À lopus et minnesota : Les fameux témoins de pression d’air des pneus sont désormais obligatoires aux États-Unis (et ils doivent être fonctionnels même si votre véhicule a des roues custom!). Je ne serais pas surpris qu’ils le deviennent sous peu au Canada. Semble-t-il qu’il y a une quantité appréciable d’accidents qui soient causés par des pneus sous-gonflés. Et il est aussi question d’une meilleure économie de carburant obtenue par des pneus bien gonflés. Maintenant, tous les automobilistes se sentent-ils concernés? Ça, c’est une autre question

À lopus et blueprint : suite à vos remarques, j’ai ajouté une note au texte original.

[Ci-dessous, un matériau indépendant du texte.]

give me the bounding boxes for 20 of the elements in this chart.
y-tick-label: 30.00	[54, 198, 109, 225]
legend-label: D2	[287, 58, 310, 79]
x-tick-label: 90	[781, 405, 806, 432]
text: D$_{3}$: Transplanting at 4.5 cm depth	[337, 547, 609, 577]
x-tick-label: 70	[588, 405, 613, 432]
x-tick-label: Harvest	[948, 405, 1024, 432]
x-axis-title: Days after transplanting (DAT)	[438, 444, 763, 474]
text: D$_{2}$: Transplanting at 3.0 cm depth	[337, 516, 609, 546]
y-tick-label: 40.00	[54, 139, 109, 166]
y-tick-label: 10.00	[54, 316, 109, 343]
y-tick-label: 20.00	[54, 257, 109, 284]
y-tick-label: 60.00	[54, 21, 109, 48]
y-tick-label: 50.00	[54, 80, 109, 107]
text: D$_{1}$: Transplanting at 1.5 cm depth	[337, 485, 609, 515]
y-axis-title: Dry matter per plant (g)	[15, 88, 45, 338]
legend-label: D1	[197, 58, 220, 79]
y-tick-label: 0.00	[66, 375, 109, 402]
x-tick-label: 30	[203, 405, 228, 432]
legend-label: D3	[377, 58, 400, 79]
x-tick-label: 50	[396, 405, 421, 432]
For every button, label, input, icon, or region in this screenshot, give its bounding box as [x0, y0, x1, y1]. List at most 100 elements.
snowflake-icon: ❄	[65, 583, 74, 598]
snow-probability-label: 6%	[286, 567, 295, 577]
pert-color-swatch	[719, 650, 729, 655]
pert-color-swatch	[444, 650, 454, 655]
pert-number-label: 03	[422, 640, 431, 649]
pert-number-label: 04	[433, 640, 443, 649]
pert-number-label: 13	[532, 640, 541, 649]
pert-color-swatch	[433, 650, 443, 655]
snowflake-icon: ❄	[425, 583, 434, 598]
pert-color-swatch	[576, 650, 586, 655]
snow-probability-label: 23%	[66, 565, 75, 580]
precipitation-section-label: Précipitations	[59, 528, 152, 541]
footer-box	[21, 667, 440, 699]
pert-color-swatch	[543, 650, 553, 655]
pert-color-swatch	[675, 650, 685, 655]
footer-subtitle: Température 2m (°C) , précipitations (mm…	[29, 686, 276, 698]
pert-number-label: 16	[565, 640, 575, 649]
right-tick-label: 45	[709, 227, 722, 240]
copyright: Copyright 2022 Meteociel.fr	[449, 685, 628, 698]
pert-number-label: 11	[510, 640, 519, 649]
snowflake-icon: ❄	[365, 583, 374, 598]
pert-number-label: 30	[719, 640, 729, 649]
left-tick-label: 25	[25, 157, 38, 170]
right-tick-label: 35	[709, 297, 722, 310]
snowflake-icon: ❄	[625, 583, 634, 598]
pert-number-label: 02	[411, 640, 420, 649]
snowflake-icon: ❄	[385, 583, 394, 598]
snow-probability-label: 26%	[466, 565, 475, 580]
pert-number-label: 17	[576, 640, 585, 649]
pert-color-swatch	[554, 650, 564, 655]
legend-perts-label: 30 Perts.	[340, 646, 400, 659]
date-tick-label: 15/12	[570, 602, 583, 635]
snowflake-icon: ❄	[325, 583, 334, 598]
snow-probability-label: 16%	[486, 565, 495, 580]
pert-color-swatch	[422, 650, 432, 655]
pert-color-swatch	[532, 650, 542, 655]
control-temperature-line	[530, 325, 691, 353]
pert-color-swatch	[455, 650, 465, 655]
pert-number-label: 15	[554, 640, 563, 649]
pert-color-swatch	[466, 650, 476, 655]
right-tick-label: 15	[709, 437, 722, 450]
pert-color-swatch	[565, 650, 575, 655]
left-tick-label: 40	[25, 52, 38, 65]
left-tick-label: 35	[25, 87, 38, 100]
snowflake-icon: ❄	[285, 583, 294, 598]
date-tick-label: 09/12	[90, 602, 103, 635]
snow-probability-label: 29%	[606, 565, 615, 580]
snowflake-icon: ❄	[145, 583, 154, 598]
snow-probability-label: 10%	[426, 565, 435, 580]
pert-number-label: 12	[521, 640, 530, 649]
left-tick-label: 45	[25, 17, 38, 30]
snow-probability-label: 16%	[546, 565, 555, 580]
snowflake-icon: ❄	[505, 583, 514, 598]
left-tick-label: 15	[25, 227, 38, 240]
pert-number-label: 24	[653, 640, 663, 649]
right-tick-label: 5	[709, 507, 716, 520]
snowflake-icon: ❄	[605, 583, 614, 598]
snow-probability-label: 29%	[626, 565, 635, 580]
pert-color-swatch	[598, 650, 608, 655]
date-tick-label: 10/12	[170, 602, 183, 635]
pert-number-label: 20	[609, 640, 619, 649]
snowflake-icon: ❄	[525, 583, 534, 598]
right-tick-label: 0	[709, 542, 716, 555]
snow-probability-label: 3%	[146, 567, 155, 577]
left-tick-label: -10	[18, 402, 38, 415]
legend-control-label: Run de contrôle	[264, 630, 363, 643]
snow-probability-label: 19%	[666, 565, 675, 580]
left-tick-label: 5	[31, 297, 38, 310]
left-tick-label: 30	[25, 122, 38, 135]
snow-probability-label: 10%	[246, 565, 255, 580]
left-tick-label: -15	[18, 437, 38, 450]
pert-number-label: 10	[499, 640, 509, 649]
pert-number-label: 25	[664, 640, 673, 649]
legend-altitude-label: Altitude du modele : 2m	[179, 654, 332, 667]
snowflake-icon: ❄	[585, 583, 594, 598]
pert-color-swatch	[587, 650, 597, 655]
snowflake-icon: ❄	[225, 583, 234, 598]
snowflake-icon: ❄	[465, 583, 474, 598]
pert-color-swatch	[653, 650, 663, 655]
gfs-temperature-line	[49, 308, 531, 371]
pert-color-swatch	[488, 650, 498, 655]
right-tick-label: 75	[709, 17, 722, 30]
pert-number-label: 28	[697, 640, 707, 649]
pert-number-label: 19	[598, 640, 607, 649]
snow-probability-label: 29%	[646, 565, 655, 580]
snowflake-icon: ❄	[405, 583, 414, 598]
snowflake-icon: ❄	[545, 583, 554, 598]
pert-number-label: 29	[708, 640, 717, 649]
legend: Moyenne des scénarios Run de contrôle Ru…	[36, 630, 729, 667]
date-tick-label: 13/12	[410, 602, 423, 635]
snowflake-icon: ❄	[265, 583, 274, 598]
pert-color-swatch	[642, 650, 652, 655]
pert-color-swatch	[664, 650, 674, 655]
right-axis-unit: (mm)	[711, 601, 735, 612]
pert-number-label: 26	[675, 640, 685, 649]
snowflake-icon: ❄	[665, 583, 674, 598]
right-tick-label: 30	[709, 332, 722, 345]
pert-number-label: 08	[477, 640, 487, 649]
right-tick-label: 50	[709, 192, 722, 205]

C’est le genre d’erreur qui peut se produire quand j’attends trop longtemps pour écrire le texte…Avec une centaine d’autos conduites par année et les piles de calepins de note qui s’accumulent…

À forguis : QUOI?

À GL000001 : j’ai demandé à un des directeurs régionaux de Mazda et il m’a répondu qu’il ne savait pas lui-même quand le Skyactive-D pourrait arriver. Mais avez-vous lu les rapports de France (où 67% des autos sont au diesel)? Il serait maintenant question de taxer ce carburant afin de décourager les acheteurs car, semble-t-il, le gazole (carburant diesel chez nous) serait cancérigène. Saviez-vous qu’il n’y a pas de voitures au diesel au Japon (des camions oui, mais pas des autos)? Et il n’y en a presque pas en Chine! Moi, j’aurais bien aimer posséder un Jeep Wrangler avec le quatre diesel qu’ils ont en Europe!